Das Palais Rantzau: seit Juni 2005 Sitz des Schleswig-Holstein Musik Festivals 
© ML Preiss
Das Palais Rantzau: seit Juni 2005 Sitz des Schleswig-Holstein Musik Festivals

An dem sonnigen Junitag vor vier Jahren strahlten nicht nur blauer Himmel und Sonne, sondern auch alle Beteiligten: Professor Dr. Gottfried Kiesow, Vorstandsvorsitzender der Deutschen Stiftung Denkmalschutz (DSD), und Dr. Robert Knüppel, damaliger Stiftungs-Generalsekretär, waren äußerst zufrieden, denn der Stiftung wurde 2002 das Palais übertragen, und nun hatte die aufwendige Sanierung erfolgreich abgeschlossen werden können.

Bürgermeister Bernd Saxe war glücklich, weil das Palais Rantzau endlich kein Schandfleck mehr in Lübecks schöner Altstadt war. Zugenagelte Fenster und Türen, bröckelnder Putz und wild wuchernde Büsche vor der Fassade gehörten der Vergangenheit an. Und der neue Hausherr, Rolf Beck, Intendant des Schleswig-Holstein Musik Festivals, freute sich, weil das großzügige und prächtige Palais von diesem Tag an in gebauter Form das Festival und seinen Erfolg angemessen zum Ausdruck bringen konnte.
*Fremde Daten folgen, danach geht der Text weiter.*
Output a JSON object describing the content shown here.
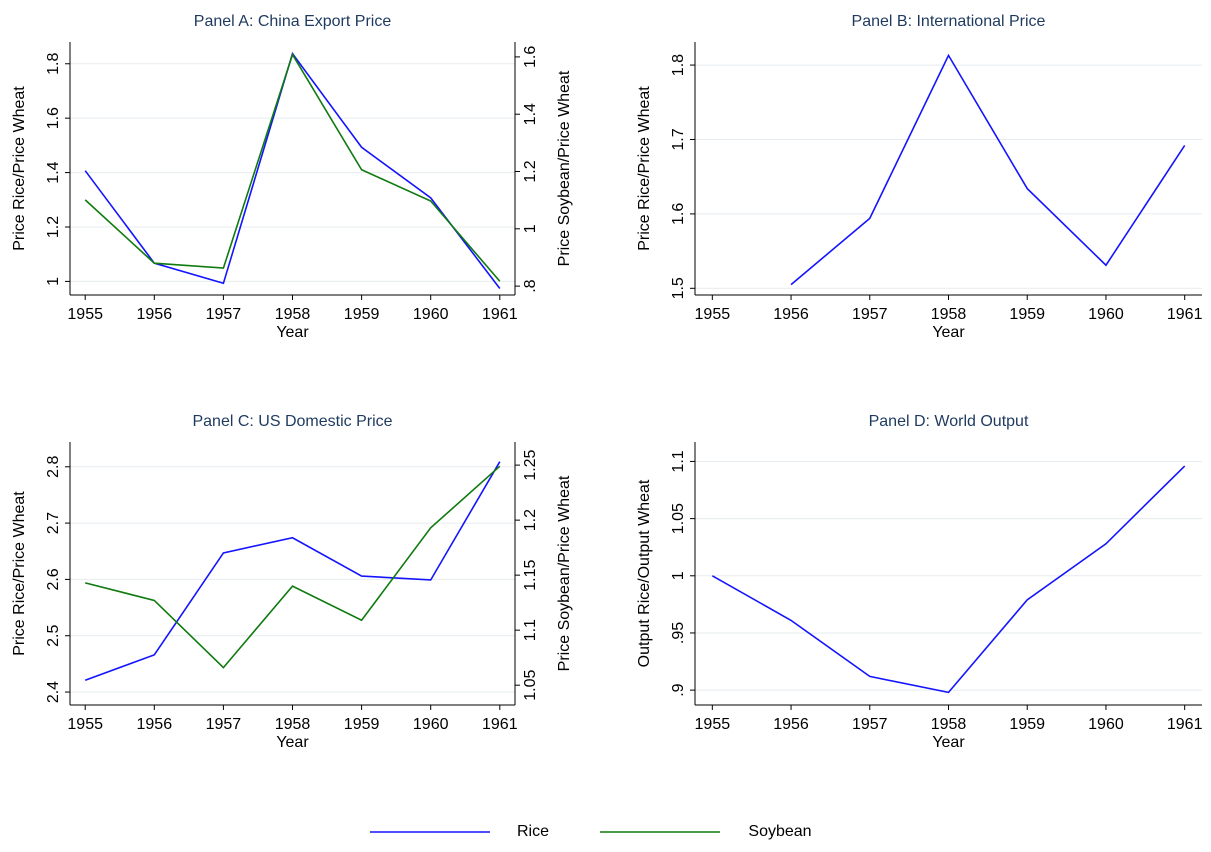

So sah die Stuckatur zum großen Teil vor der Restaurierung aus. 
So sah die Stuckatur zum großen Teil vor der Restaurierung aus.
So sah die Stuckatur zum großen Teil vor der Restaurierung aus.

Für das Gebäude selbst ist die jetzige Funktion ein weiterer Abschnitt seiner langen, oft glanzvollen Geschichte. In unmittelbarer Nähe zum Dom, im Bereich der ehemaligen Domfreiheit gelegen, wurde es einst als Kurienhaus errichtet. Was der heutige Betrachter auf den ersten, flüchtigen Blick nicht erahnen kann, offenbart sich bei genauerem Hinsehen auf der Rückseite des Gebäudes. Die neogotischen Formen des Hauses, die 1858 ganz im Trend der Zeit im Burgenromantik-Stil entstanden sind, ummanteln mit ihrem hellen Putz einen mittelalterlichen Kern aus der Zeit von etwa 1300. Am Hintereingang sieht man noch die backsteinerne Urfassung des Gebäudes als Domkurie.

Vorne Neo-, hinten „richtige“ Gotik: Das Palais Rantzau verbirgt unter seinem Putz eine spannende Baugeschichte. 
© ML Preiss
Vorne Neo-, hinten „richtige“ Gotik: Das Palais Rantzau verbirgt unter seinem Putz eine spannende Baugeschichte.

Schon vor den massiven Veränderungen von 1858 unter seinem Besitzer Graf Kuno zu Breitenberg-Rantzau wurde das Palais immer wieder umgebaut. Im 18. Jahrhundert zum Beispiel hat man in der Diele eine großzügige zweiläufige Treppe eingebaut. Das Palais erhielt außerdem sein repräsentatives Schmuckstück: In der Beletage schuf Johann Nepomuk Metz 1762 einen prächtigen Saal mit feinen Rokokostuckaturen - bis heute bestens dazu geeignet, Besucher angemessen zu empfangen.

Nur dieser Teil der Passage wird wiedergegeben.